監軍太監確實可以監管地方軍政,令軍政不會重演唐朝節度使專權自治;
但是到了大明後期,麵對流寇的混亂,反而令地方軍事難以開展,監軍的胡亂指揮,動輒上報朝廷;
很多時候的奏報更像誣告,卻沒有人對他們實施監察。
後期的大明各項製度已經是沉珂,不是某個明君,或者閣臣可以改變的,滅亡隻是時間問題,流賊隻是加速,而不是決定因素。
作為皇帝,朱有建是昏君,作為穿越者,他對明史並不了解,自他想明白自己隻是想活下去那一刻起,什麼規矩製度已經不重要了。

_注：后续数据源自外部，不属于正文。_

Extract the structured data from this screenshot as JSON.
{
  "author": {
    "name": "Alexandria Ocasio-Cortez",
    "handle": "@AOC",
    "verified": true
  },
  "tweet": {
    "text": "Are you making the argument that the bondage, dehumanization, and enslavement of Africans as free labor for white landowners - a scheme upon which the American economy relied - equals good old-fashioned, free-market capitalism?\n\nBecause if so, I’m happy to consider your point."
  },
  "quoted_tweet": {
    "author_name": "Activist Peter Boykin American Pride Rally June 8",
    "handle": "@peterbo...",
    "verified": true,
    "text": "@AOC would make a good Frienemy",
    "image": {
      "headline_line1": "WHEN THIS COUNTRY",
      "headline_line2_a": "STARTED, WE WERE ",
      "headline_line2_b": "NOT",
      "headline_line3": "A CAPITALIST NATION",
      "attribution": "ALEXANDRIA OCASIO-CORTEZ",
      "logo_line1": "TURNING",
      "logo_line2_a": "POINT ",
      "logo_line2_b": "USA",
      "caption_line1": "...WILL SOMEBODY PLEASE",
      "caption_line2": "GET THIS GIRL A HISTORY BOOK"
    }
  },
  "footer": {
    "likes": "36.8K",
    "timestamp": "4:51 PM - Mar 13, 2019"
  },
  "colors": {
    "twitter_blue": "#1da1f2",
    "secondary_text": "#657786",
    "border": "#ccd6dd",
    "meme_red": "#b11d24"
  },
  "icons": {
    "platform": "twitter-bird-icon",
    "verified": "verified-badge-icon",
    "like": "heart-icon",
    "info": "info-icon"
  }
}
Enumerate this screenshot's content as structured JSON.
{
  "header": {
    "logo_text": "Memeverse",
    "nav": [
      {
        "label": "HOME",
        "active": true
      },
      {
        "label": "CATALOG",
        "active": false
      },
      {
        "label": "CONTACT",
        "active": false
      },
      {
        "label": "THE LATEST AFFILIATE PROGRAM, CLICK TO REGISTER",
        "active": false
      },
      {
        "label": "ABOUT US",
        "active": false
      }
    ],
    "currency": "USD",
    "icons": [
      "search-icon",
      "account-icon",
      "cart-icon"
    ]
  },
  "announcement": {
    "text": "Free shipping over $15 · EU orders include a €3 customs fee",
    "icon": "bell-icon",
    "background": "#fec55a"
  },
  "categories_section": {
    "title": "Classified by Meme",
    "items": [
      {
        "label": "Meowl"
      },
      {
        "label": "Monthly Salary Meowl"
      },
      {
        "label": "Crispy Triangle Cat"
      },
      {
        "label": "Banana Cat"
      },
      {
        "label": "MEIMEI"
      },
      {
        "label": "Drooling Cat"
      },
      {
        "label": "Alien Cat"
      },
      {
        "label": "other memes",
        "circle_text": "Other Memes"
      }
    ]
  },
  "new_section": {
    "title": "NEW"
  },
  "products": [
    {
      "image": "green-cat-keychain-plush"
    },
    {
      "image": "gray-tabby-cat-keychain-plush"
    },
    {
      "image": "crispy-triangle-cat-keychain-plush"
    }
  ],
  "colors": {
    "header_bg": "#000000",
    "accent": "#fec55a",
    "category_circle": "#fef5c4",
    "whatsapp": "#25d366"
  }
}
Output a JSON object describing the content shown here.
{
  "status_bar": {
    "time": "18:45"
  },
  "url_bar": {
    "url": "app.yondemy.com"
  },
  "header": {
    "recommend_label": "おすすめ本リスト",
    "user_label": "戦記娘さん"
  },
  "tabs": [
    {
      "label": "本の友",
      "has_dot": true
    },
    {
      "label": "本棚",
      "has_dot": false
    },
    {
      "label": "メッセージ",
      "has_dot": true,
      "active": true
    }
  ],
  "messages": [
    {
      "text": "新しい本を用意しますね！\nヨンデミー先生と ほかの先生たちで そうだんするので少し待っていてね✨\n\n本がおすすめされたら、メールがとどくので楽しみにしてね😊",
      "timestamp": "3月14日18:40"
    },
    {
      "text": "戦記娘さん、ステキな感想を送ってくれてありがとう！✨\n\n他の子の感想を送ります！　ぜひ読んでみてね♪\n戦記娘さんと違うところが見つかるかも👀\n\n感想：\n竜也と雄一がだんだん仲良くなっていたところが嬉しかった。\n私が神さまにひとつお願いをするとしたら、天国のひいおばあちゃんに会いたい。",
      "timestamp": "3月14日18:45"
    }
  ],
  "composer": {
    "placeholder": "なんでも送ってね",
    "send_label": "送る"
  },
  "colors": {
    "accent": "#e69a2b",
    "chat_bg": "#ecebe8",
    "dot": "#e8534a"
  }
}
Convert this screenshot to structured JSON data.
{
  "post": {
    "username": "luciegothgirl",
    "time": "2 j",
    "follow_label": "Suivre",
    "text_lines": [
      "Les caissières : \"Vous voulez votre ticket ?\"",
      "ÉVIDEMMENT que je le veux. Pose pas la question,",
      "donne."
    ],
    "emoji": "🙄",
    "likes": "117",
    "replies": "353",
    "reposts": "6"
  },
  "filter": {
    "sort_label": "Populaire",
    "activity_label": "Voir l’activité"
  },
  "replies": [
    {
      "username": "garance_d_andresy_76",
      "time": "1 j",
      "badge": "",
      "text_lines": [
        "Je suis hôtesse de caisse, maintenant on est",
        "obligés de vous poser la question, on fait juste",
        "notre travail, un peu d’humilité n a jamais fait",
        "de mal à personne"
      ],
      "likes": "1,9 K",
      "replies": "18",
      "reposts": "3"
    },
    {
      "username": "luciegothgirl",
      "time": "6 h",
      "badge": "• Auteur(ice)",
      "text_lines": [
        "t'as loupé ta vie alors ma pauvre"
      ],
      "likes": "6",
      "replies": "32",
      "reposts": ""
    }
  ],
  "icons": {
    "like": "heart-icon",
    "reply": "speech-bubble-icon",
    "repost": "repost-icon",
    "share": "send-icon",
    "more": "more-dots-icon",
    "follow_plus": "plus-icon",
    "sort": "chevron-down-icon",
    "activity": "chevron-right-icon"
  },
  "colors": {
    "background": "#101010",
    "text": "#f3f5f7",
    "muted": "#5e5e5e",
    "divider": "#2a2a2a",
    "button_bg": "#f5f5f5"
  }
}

所有一切都必須圍繞他能夠順利活下去為核心,他將天下事歸結成兩件——
朕活著、百姓活著。
軍隊是為他活著服務,朝臣是為了養百姓存在,最終演變成最大的地主,帶著一群大地主共同維持這個皇朝。
他自己的土地養佃戶,直接打出樣板,然後敦促股東學習,為此還為他們定製出相關責任與義務。
朱有建的很多決策,其實就是計劃跟不上變化的行為。
他計劃沐天波帶著西南土司,去解放梆葛剌被占領地區,事實上,沐家已經失去領導力。
由於萬曆年間,朝廷並不能挽救宣慰司,導致朝廷公信力已經不夠。
他決定用高宇順傳教方式,潛移默化解決西南問題。
可惜這裡已經“活僵”肆虐,這件事就成了笑話,還沒開始就已經不適合。
七月中旬的雲南,空氣中彌漫著濕熱的雨霧,而在這股黏膩的氣息裡,卻混進了一絲令人作嘔的血腥氣。
東線的活僵如同失控的潮水,洶湧地湧入了雲南布政司的地界。
麗江宣撫司的城樓在活僵的嘶吼聲中轟然崩塌,堅固的牆壁被撞得支離破碎,塵土飛揚中,曾經繁華的城市瞬間淪為廢墟。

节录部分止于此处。